To Alexander White
Mount Vernon 12th Sep. 1798.
Your letter of the 8th instant, with a plan of the Squares in the vicinity of the Capital, came to me on the 10th; and for the trouble you have been at in designating such lots as you think would answer my purpose, I feel much obliged.
From what you have said, and from the recollection I have of the ground, I give a decided preference to lot No. 16 in square 634; but the price I fear (upwards of $1200) will sink too deep into the fund which must be appropriated to the buildings; and therefore, if the following queries respecting lot No. 2 in square 731 are satisfactorily answered, I must content myself with that; as it is not with a view to accumulate property in the City, but merely to contribute a mite to the accomodation of Congress, that I purchase at all.
The facts I wish to ascertain are—1. Is the high part of No. 2 in square 731 upon a level with the ground on which the road runs from the Capital to the upper ferry, over the E. Branch?—2. Is there any higher ground between it and the Eastern B: to obstruct the view thereof? and 3. is there much fall between the East & West corner of the front on Pennsylvania Avenue? Answers to these questions will enable me to chuse, without further delay.1
As I never require much time to execute any measure after I have resolved upon it; if an Undertaker could be engaged in the City, or its vicinity, to dig the Cellars, & lay the foundation; and the Commissioners would do me the favour to enter into a contract therefor, to the basement story, I could wish it to be set about and executed this fall (and the earlier the better). Any engagement they shall enter into on my behalf, shall be most religiously complied with. If an advance of money to carry on the work is required it may be engaged; and as two houses joined, & carried on together, will look better, & come cheaper than building them seperately or at different times, I have determined to commence two and if I can procure the means, complete both in the course of next summer.
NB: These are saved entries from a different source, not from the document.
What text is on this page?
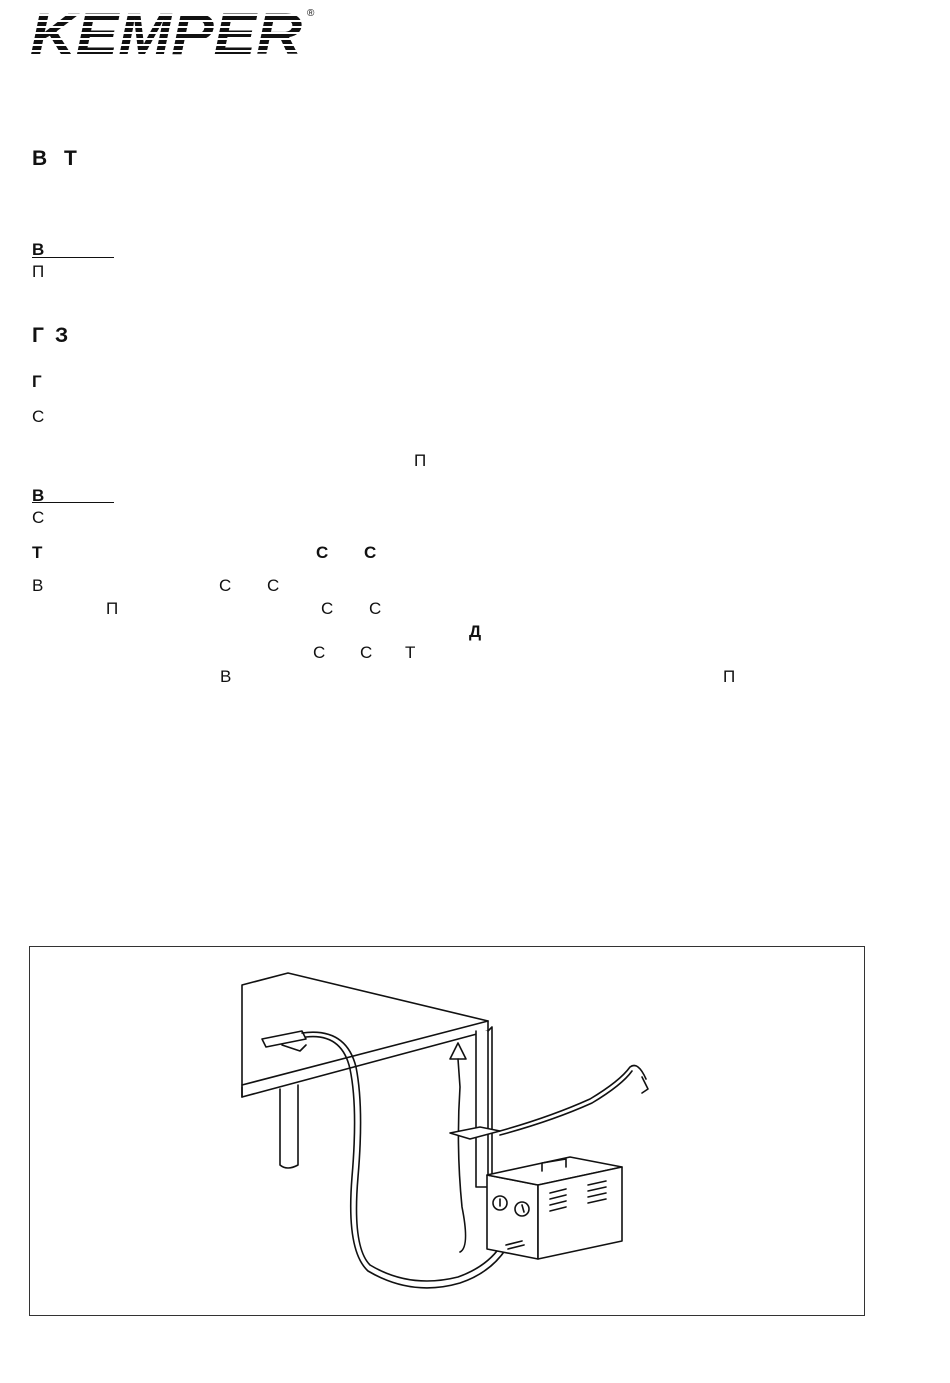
®
В Т
В
П
Г З
Г
С
П
В
С
Т	С С
В	С С
П	С С
Д
С С Т
В	П
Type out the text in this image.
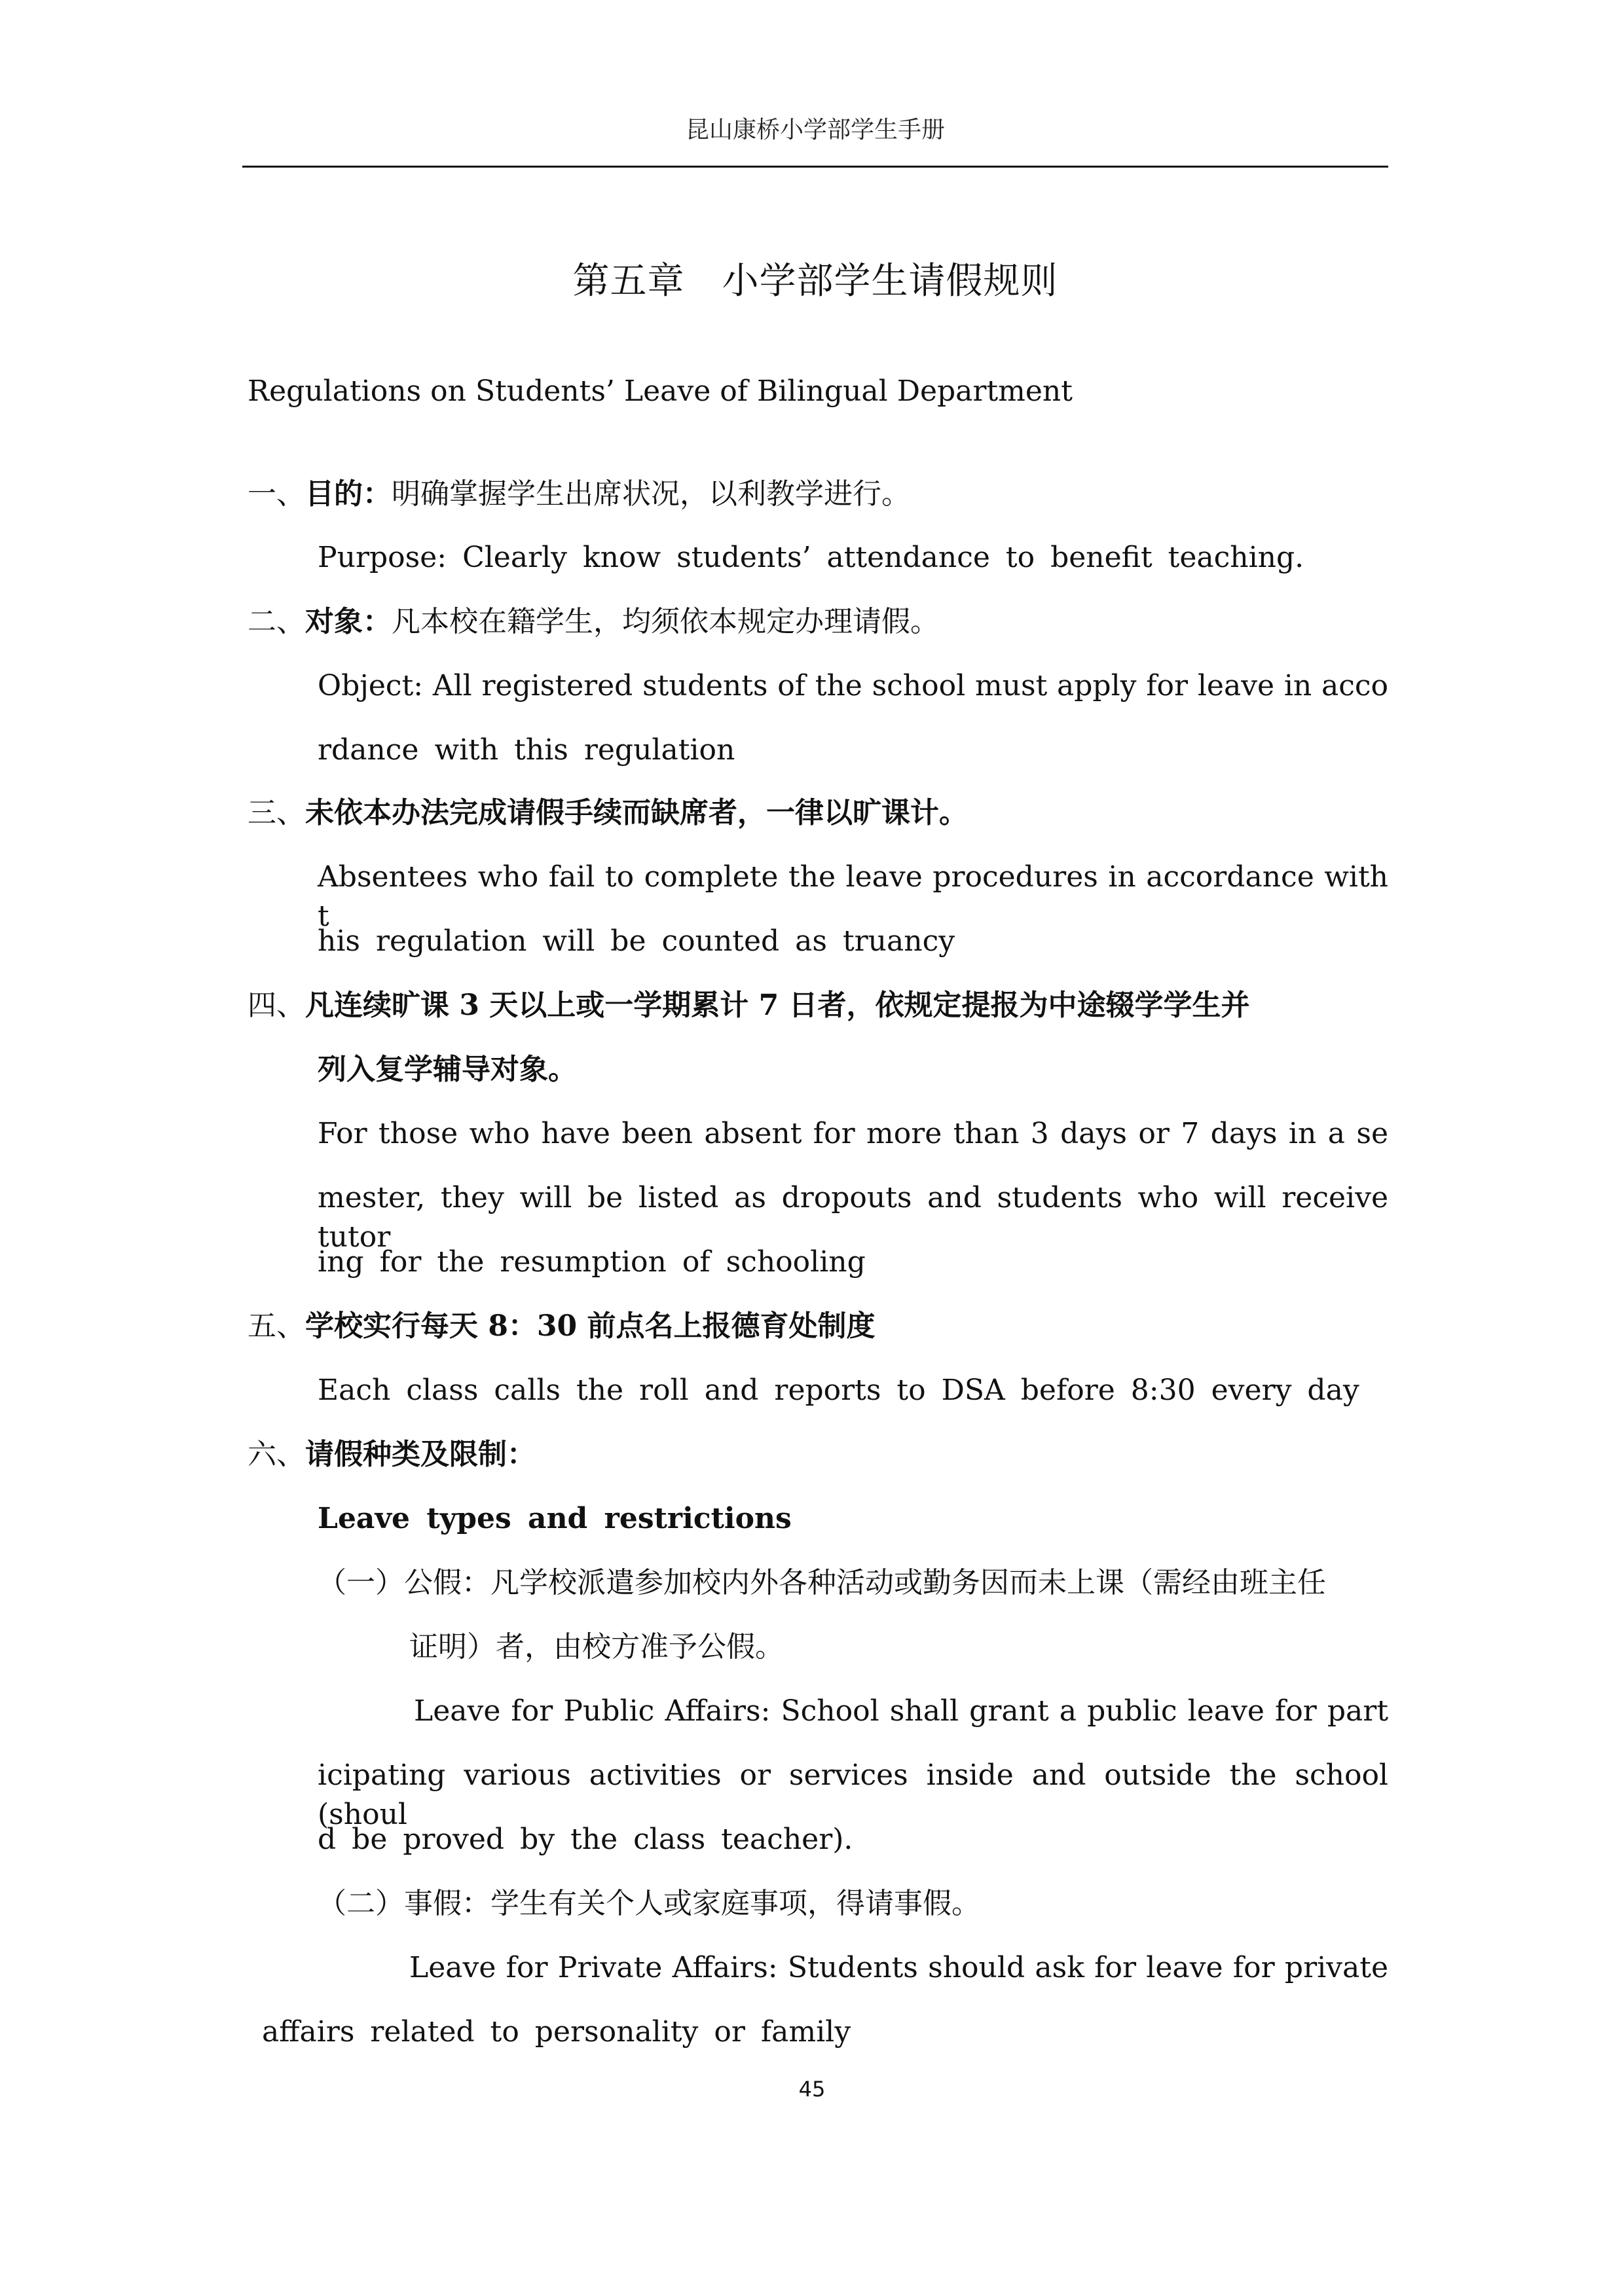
昆山康桥小学部学生手册
第五章　小学部学生请假规则
Regulations on Students’ Leave of Bilingual Department
一、目的：明确掌握学生出席状况，以利教学进行。
Purpose: Clearly know students’ attendance to benefit teaching.
二、对象：凡本校在籍学生，均须依本规定办理请假。
Object: All registered students of the school must apply for leave in acco
rdance with this regulation
三、未依本办法完成请假手续而缺席者，一律以旷课计。
Absentees who fail to complete the leave procedures in accordance with t
his regulation will be counted as truancy
四、凡连续旷课 3 天以上或一学期累计 7 日者，依规定提报为中途辍学学生并
列入复学辅导对象。
For those who have been absent for more than 3 days or 7 days in a se
mester, they will be listed as dropouts and students who will receive tutor
ing for the resumption of schooling
五、学校实行每天 8：30 前点名上报德育处制度
Each class calls the roll and reports to DSA before 8:30 every day
六、请假种类及限制：
Leave types and restrictions
（一）公假：凡学校派遣参加校内外各种活动或勤务因而未上课（需经由班主任
证明）者，由校方准予公假。
Leave for Public Affairs: School shall grant a public leave for part
icipating various activities or services inside and outside the school (shoul
d be proved by the class teacher).
（二）事假：学生有关个人或家庭事项，得请事假。
Leave for Private Affairs: Students should ask for leave for private
affairs related to personality or family
45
I am not skilled in Architecture, and perhaps know as little of planning, but as the houses I mean to build will be plain, and (if placed on lot 16 in sqr. 634) will be adapted to the front of the lot, leaving allies, or entries to the back buildings, I enclose a sketch, to convey my ideas of the size of the houses, rooms, & manner of building them; to enable you to enter into the Contract.
This sketch exhibits a view of the ground floor; the second, & third, if the Walls should be run up three (flush) stories, will be the same; and the Cellars may have a partition in them at the Chimnies—My plan when it comes to be examined, may be radically wrong; if so, I persuade myself that Doctr Thornton (who understands these matters well) will have the goodness to suggest alterations.2
I shall make no apology for soliciting this favor of the Commissioners. To promote buildings is desirable; it is an object, under present circumstances, of the first importance to the City. If then they can comply with it conveniently, I persuade myself they will do so; if they cannot, it would be unreasonable in me to ask it, and I wave the request accordingly. With very great esteem & regard I am Dear Sir Your Obedt and very Hble Servant
ALS, PWacD; ALS (letterpress copy), DLC:GW; LB, DLC:GW.
2. For the erection of GW’s double house in the Federal City, see GW to District of Columbia Commissioners, 28 Sept., n.2. GW’s sketch of the pair of houses that he intended to build is in DLC:GW and is reproduced in volume 3 of this series of the Papers.